SA breeder's new cultivar sparks fresh love for passion fruit
Farmer's Weekly|January 28, 2022
Mpumalanga-based granadilla breeder Darryn Stoltz has developed a delicious new passion fruit cultivar that offers several advantages over previous varieties. One of these is longer shelf life, enabling the export of better-quality fruit. He spoke to Lindi Botha.
Lindi Botha

There can be few fruit cultivars whose origins are as unusual as that of the new passion fruit variety, Silesia.When drought struck North West in the mid-2010s, game breeder Darryn Stoltz, who farmed in the province, began to look for a nutritious source of food for his herds. He was advised to plant passion fruit, as the sweet pulp was said to satisfy the animals.

Unhappy with the low yield and pulp content of the two commercially planted varieties, Ester and Edulis, Stoltz began breeding for a new, juicier variety of passion fruit, using his knowledge of crossbreeding. In 2017, after two years of trial and error, he ended up producing Silesia, a cultivar that was nearly double the size of the conventional passion fruit, sweeter and faster-growing.

While Stoltz was pleased with the result, his game were less than impressed, leaving him with a harvest and no takers. Rather than waste the produce, he set off for the market with the fruit in an effort to interest buyers. He was in luck: a buyer from Switzerland immediately showed interest, and Stoltz realised the potential of the cultivar.

He initiated a rapid expansion project, which began with registering plant breeder’s rights on the new cultivar and purchasing land near White River in Mpumalanga on which to produce the cultivar commercially. He later bought land in Limpopo as well.

Stoltz also entered into partnership with Charles Rossouw, owner of Roslé Boerdery near Groblersdal in Mpumalanga, to form Roslesia, and production was ramped up. Today, the business produces more passion fruit than that grown by the rest of South Africa’s farmers combined.
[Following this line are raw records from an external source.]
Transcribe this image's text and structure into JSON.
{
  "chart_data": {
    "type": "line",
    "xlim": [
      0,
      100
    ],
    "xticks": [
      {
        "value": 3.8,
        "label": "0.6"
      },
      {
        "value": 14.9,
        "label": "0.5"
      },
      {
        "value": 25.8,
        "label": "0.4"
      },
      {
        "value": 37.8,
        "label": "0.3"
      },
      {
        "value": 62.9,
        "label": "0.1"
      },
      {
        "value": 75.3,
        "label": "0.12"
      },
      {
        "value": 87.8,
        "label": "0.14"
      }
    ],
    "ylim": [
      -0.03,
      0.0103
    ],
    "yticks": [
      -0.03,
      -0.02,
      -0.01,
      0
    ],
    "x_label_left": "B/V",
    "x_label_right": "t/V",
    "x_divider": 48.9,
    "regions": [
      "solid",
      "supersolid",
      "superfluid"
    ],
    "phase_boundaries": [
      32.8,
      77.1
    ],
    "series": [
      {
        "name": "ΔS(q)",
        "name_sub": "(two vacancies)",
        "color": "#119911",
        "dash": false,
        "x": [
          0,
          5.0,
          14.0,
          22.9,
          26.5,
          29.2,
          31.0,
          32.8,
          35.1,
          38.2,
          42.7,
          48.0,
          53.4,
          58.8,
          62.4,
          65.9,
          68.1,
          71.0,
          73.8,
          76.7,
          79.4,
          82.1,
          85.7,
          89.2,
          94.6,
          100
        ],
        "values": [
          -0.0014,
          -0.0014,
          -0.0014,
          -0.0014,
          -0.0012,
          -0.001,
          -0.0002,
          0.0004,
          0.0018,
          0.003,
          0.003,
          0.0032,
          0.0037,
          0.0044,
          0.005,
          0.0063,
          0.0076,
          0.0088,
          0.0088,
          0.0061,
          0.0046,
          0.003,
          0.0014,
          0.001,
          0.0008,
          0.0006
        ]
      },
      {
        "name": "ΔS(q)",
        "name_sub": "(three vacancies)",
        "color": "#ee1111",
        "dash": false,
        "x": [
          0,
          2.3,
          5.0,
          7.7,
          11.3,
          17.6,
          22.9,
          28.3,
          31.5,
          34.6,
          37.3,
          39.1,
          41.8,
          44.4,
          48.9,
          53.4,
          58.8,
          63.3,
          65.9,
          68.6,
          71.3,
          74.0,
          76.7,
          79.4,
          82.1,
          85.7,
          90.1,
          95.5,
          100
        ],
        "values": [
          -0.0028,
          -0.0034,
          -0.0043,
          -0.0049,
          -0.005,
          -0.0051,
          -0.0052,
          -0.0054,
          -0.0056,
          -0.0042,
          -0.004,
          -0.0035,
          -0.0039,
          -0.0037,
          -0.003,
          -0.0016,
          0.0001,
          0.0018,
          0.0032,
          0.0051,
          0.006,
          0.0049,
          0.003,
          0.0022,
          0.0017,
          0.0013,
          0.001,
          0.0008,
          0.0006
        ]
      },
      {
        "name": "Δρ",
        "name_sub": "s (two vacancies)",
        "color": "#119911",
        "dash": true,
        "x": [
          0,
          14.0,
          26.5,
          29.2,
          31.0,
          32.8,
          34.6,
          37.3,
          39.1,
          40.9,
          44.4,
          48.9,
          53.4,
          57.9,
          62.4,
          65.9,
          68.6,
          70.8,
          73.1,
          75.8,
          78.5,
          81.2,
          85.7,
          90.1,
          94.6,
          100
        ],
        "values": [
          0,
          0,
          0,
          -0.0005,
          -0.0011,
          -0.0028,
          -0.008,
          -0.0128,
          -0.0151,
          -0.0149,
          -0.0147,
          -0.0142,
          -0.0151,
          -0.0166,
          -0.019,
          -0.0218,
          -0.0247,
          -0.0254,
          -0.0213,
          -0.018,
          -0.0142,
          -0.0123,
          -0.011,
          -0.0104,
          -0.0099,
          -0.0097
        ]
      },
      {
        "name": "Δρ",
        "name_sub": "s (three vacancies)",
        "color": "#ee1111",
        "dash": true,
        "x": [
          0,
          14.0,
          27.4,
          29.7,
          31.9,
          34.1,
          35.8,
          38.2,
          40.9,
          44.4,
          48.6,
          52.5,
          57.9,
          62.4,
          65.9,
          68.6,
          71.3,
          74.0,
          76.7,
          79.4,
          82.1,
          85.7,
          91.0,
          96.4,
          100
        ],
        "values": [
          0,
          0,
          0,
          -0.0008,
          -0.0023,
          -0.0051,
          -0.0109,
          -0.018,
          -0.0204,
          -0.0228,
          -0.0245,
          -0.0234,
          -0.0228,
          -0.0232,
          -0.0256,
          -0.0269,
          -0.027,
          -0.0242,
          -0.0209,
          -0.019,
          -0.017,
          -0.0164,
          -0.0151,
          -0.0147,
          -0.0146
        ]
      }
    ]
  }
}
Eight varieties are bred under the Silesia name, ranging in size, colour and application, from fresh produce to fruit for juicing and pulping.

Roslesia began exporting fruit in 2018, and Asia, Europe and the Middle East have become established markets for the cultivar.

PAINSTAKING BREEDING

Stoltz recalls the long and arduous journey that is well known by breeders everywhere.

“The plant material needs to be crossbred, grown out, tested and then multiplied to ensure you get the same results over and over from a plant. It has now been six years and I’m still making tweaks here and there, but overall I’m very satisfied with what we have.”

Stoltz specifically looked at traits that increased fruit size, flavour and resistance to pests. Breeding for disease-resistance was also a key consideration, as most of the commercially planted varieties are highly prone to disease.

He and his team managed to achieve a 60:40 ratio of pulp to peel (a ratio reversed in other cultivars), as well as a considerably sweeter fruit.

“We get a Brix value ranging between 16 and 22, which is substantially more than the Brix of the Ester and Edulis cultivars.

“[Conventional] varieties don’t provide a good eating experience. They’re sour, and the amount of pulp is minimal. I was shocked at the high prices and quality of passion fruit in supermarkets in Europe, so I knew that having a superior product would mean fitting into a market where there was already demand at high prices,” he says.